The initial plan was announced on September 12 and included charges for all projects that earned $200,000 in a 12-month period or reached 200,000 installations if they used cheaper Unity subscriptions. For those using more expensive subscriptions, such as Unity Pro and Unity Enterprise, the threshold was set at $1 million in revenue or 1 million installations.
On Sunday, Unity tweeted: ” We apologize for the confusion and angst the runtime fee policy we announced on Tuesday caused,” promising to soon share updated information about their new payment plans.
This change comes after negative reactions from the gaming community. Most notably, the criticism from Gary Newman, the developer behind the game Rust, who calculated that based on the number of installations, his company Facepunch Studios would have to pay $410,000 to Unity. Additionally, reports indicated that Unity would charge even in the case of a game being reinstalled by the same user.
This decision sparked so much outrage that many called for a boycott of Unity. Game developers like Slay the Spire’s MegaCrit threatened to switch to another game engine if appropriate changes were not implemented.

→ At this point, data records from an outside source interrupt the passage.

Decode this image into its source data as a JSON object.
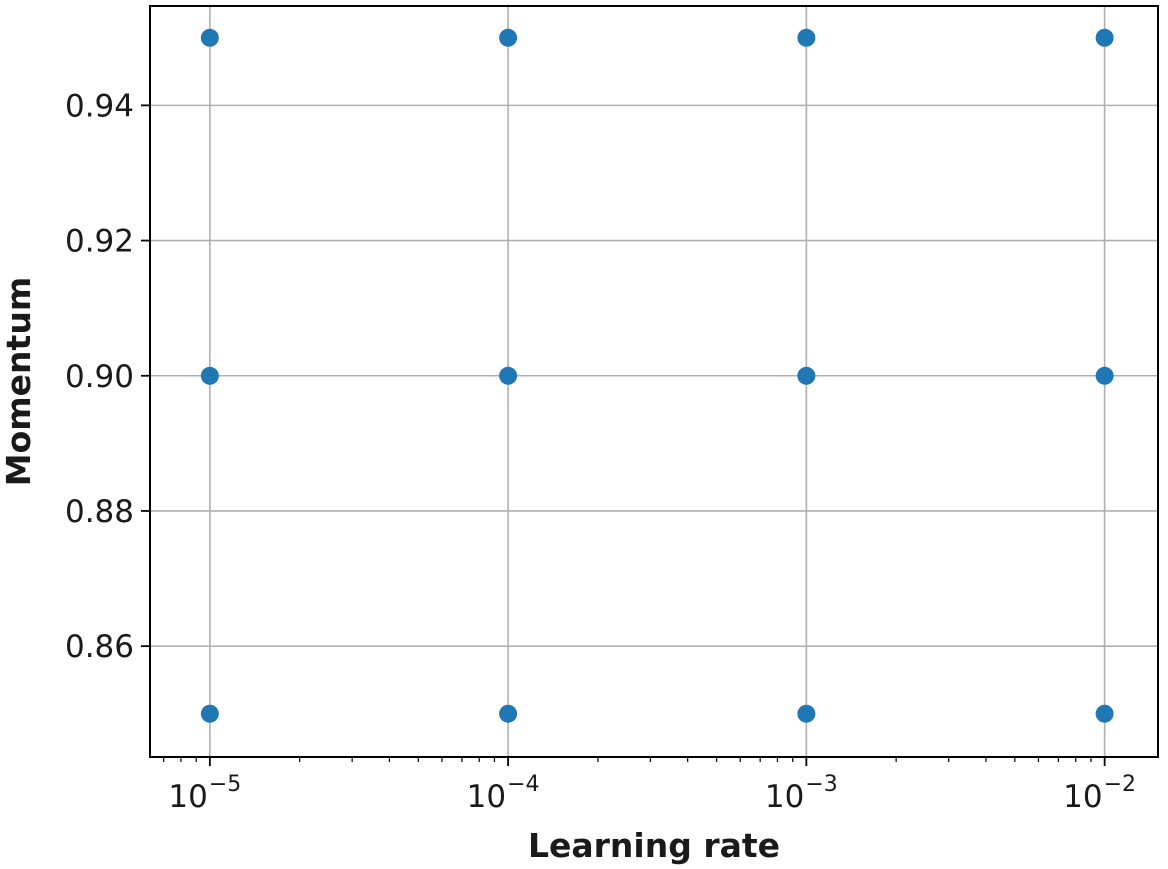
{
  "chart_data": {
    "type": "scatter",
    "xlabel": "Learning rate",
    "ylabel": "Momentum",
    "xscale": "log",
    "xlim": [
      6.3e-06,
      0.0151
    ],
    "ylim": [
      0.8436,
      0.9547
    ],
    "grid": true,
    "x_ticks": [
      {
        "value": 1e-05,
        "base": "10",
        "exp": "−5"
      },
      {
        "value": 0.0001,
        "base": "10",
        "exp": "−4"
      },
      {
        "value": 0.001,
        "base": "10",
        "exp": "−3"
      },
      {
        "value": 0.01,
        "base": "10",
        "exp": "−2"
      }
    ],
    "y_ticks": [
      {
        "value": 0.86,
        "label": "0.86"
      },
      {
        "value": 0.88,
        "label": "0.88"
      },
      {
        "value": 0.9,
        "label": "0.90"
      },
      {
        "value": 0.92,
        "label": "0.92"
      },
      {
        "value": 0.94,
        "label": "0.94"
      }
    ],
    "series": [
      {
        "color": "#1f77b4",
        "points": [
          {
            "x": 1e-05,
            "y": 0.95
          },
          {
            "x": 0.0001,
            "y": 0.95
          },
          {
            "x": 0.001,
            "y": 0.95
          },
          {
            "x": 0.01,
            "y": 0.95
          },
          {
            "x": 1e-05,
            "y": 0.9
          },
          {
            "x": 0.0001,
            "y": 0.9
          },
          {
            "x": 0.001,
            "y": 0.9
          },
          {
            "x": 0.01,
            "y": 0.9
          },
          {
            "x": 1e-05,
            "y": 0.85
          },
          {
            "x": 0.0001,
            "y": 0.85
          },
          {
            "x": 0.001,
            "y": 0.85
          },
          {
            "x": 0.01,
            "y": 0.85
          }
        ]
      }
    ]
  }
}
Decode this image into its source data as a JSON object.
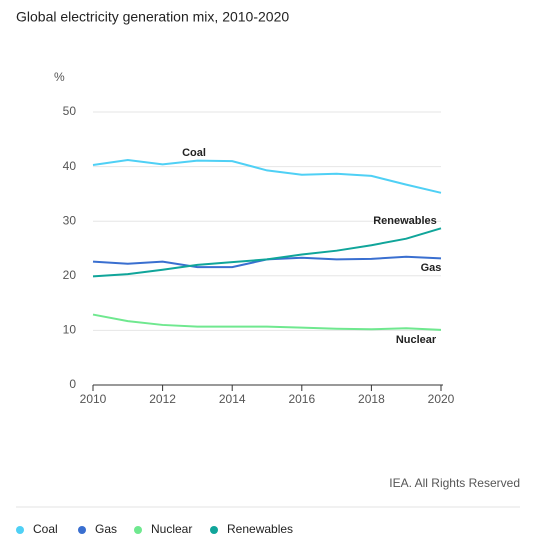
{
  "chart_data": {
    "type": "line",
    "title": "Global electricity generation mix, 2010-2020",
    "y_label": "%",
    "source": "IEA. All Rights Reserved",
    "x": [
      2010,
      2011,
      2012,
      2013,
      2014,
      2015,
      2016,
      2017,
      2018,
      2019,
      2020
    ],
    "xlim": [
      2010,
      2020
    ],
    "xticks": [
      2010,
      2012,
      2014,
      2016,
      2018,
      2020
    ],
    "ylim": [
      0,
      50
    ],
    "yticks": [
      0,
      10,
      20,
      30,
      40,
      50
    ],
    "grid": true,
    "legend": "bottom",
    "series": [
      {
        "name": "Coal",
        "color": "#4fd0f5",
        "values": [
          40.3,
          41.2,
          40.4,
          41.1,
          41.0,
          39.3,
          38.5,
          38.7,
          38.3,
          36.7,
          35.2
        ]
      },
      {
        "name": "Gas",
        "color": "#3a6fd0",
        "values": [
          22.6,
          22.2,
          22.6,
          21.6,
          21.6,
          23.0,
          23.3,
          23.0,
          23.1,
          23.5,
          23.2
        ]
      },
      {
        "name": "Nuclear",
        "color": "#6fe88f",
        "values": [
          12.9,
          11.7,
          11.0,
          10.7,
          10.7,
          10.7,
          10.5,
          10.3,
          10.2,
          10.4,
          10.1
        ]
      },
      {
        "name": "Renewables",
        "color": "#10a59a",
        "values": [
          19.9,
          20.3,
          21.1,
          22.0,
          22.5,
          23.0,
          23.9,
          24.6,
          25.6,
          26.8,
          28.7
        ]
      }
    ]
  }
}
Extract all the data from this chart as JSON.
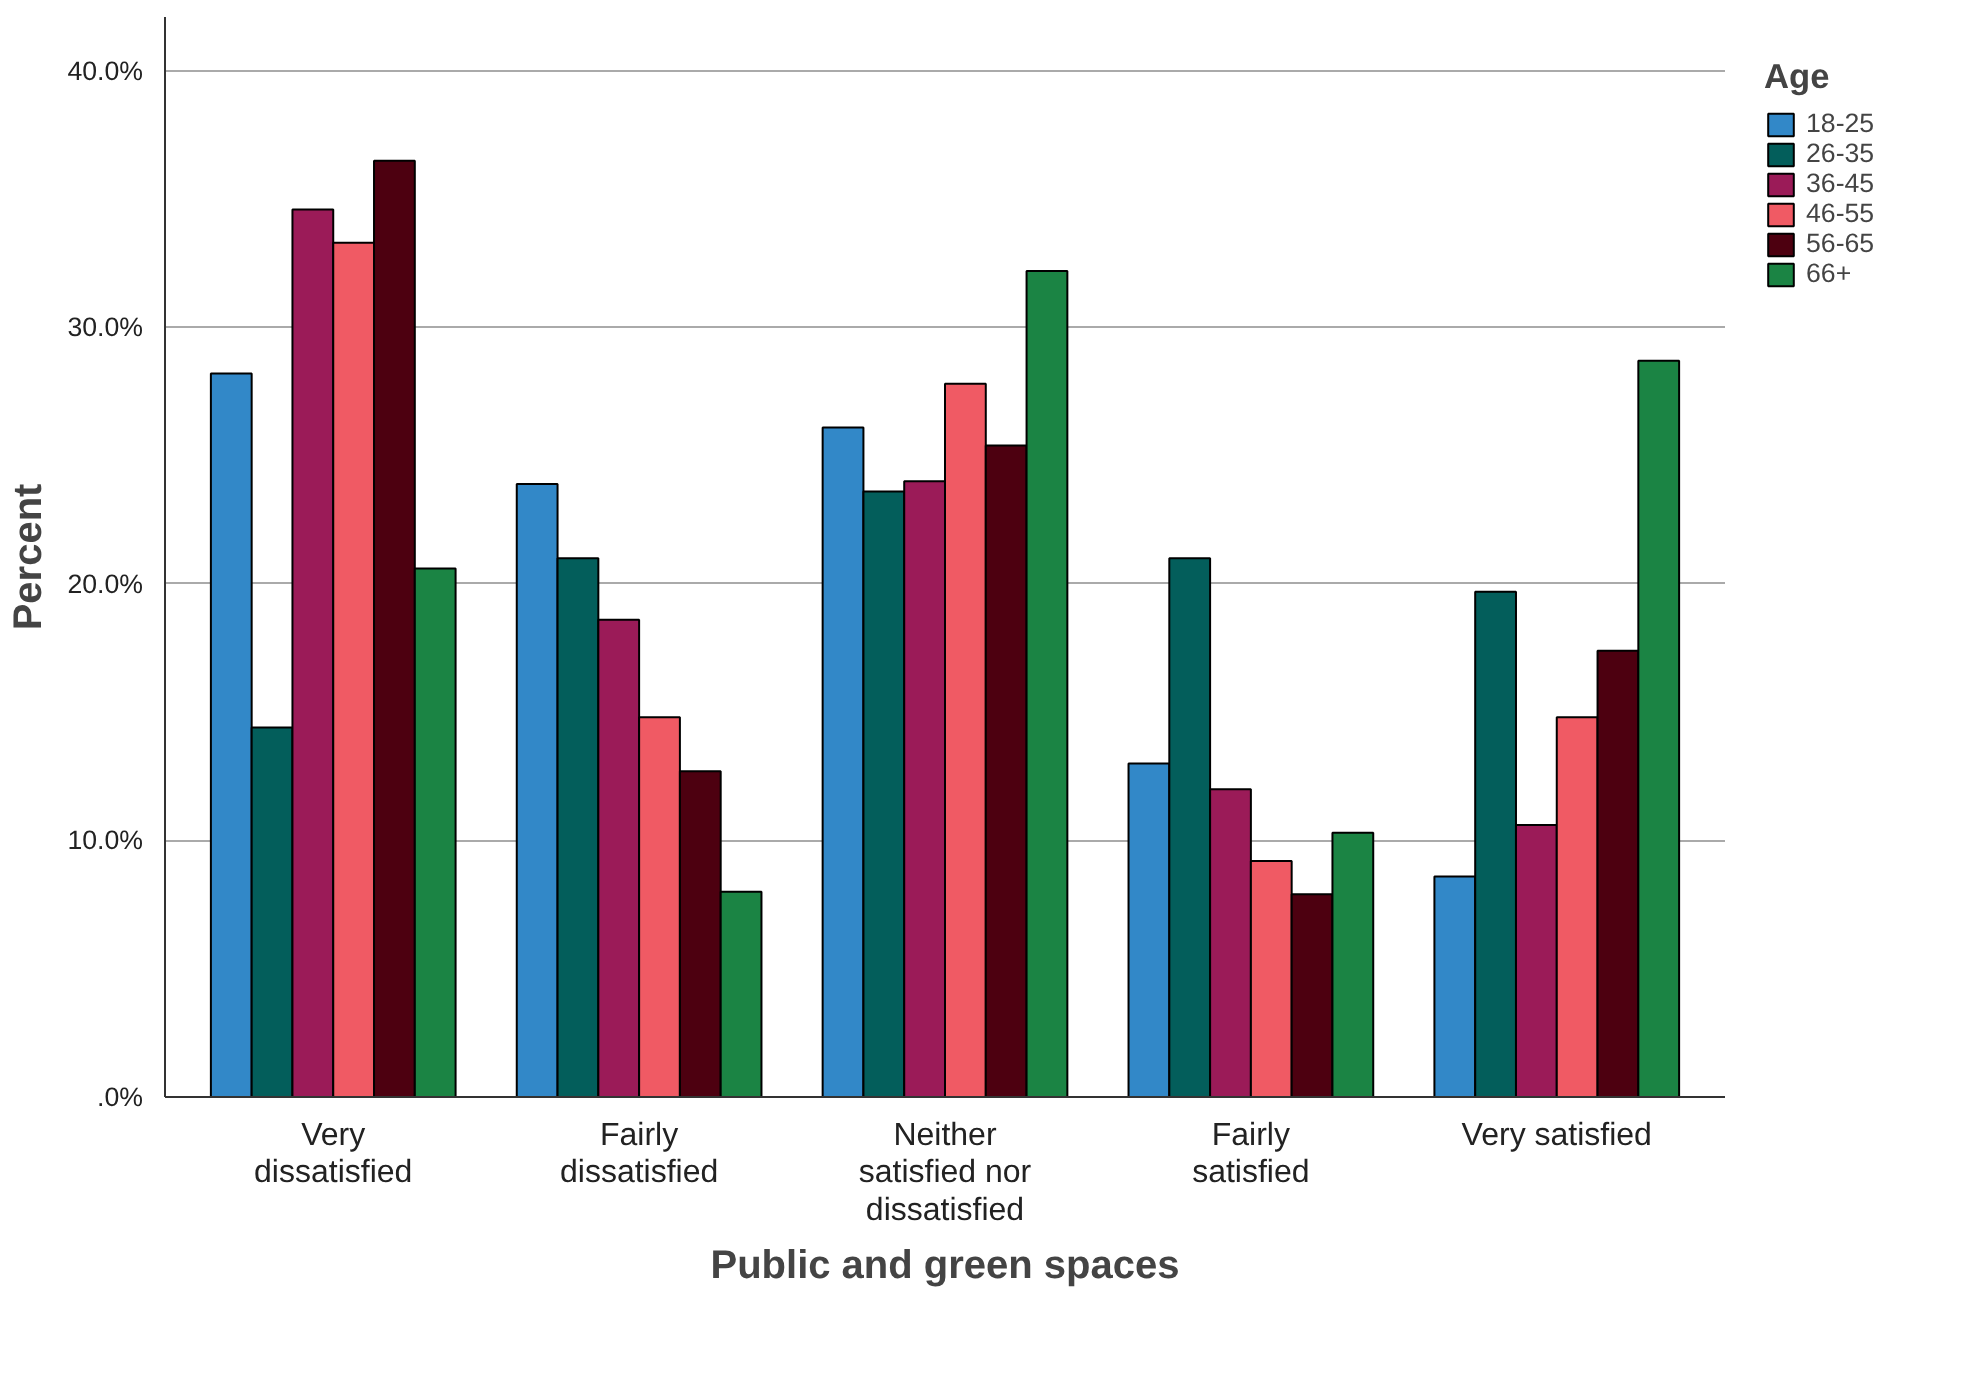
{
  "chart_data": {
    "type": "bar",
    "xlabel": "Public and green spaces",
    "ylabel": "Percent",
    "legend_title": "Age",
    "categories": [
      "Very dissatisfied",
      "Fairly dissatisfied",
      "Neither satisfied nor dissatisfied",
      "Fairly satisfied",
      "Very satisfied"
    ],
    "series": [
      {
        "name": "18-25",
        "color": "#3288c8",
        "values": [
          28.2,
          23.9,
          26.1,
          13.0,
          8.6
        ]
      },
      {
        "name": "26-35",
        "color": "#035e5b",
        "values": [
          14.4,
          21.0,
          23.6,
          21.0,
          19.7
        ]
      },
      {
        "name": "36-45",
        "color": "#9b1b58",
        "values": [
          34.6,
          18.6,
          24.0,
          12.0,
          10.6
        ]
      },
      {
        "name": "46-55",
        "color": "#f05a64",
        "values": [
          33.3,
          14.8,
          27.8,
          9.2,
          14.8
        ]
      },
      {
        "name": "56-65",
        "color": "#4d0010",
        "values": [
          36.5,
          12.7,
          25.4,
          7.9,
          17.4
        ]
      },
      {
        "name": "66+",
        "color": "#1b8444",
        "values": [
          20.6,
          8.0,
          32.2,
          10.3,
          28.7
        ]
      }
    ],
    "ylim": [
      0,
      42.1
    ],
    "yticks": [
      {
        "value": 0,
        "label": ".0%"
      },
      {
        "value": 10,
        "label": "10.0%"
      },
      {
        "value": 20,
        "label": "20.0%"
      },
      {
        "value": 30,
        "label": "30.0%"
      },
      {
        "value": 40,
        "label": "40.0%"
      }
    ],
    "grid": "y",
    "legend": "right"
  }
}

The situation was further exacerbated by the news that Unity’s executives, including CEO John Riccitiello, had sold a large number of the company’s shares prior to this controversial announcement. Riccitiello had sold more than 50,000 shares in 2023 alone, which further shook the confidence of investors and developers.
For many developers, the damage has already been done. Newman wrote on his company’s blog that Unity had failed to maintain their trust, and future installments of the Rust game would not be developed on the Unity platform.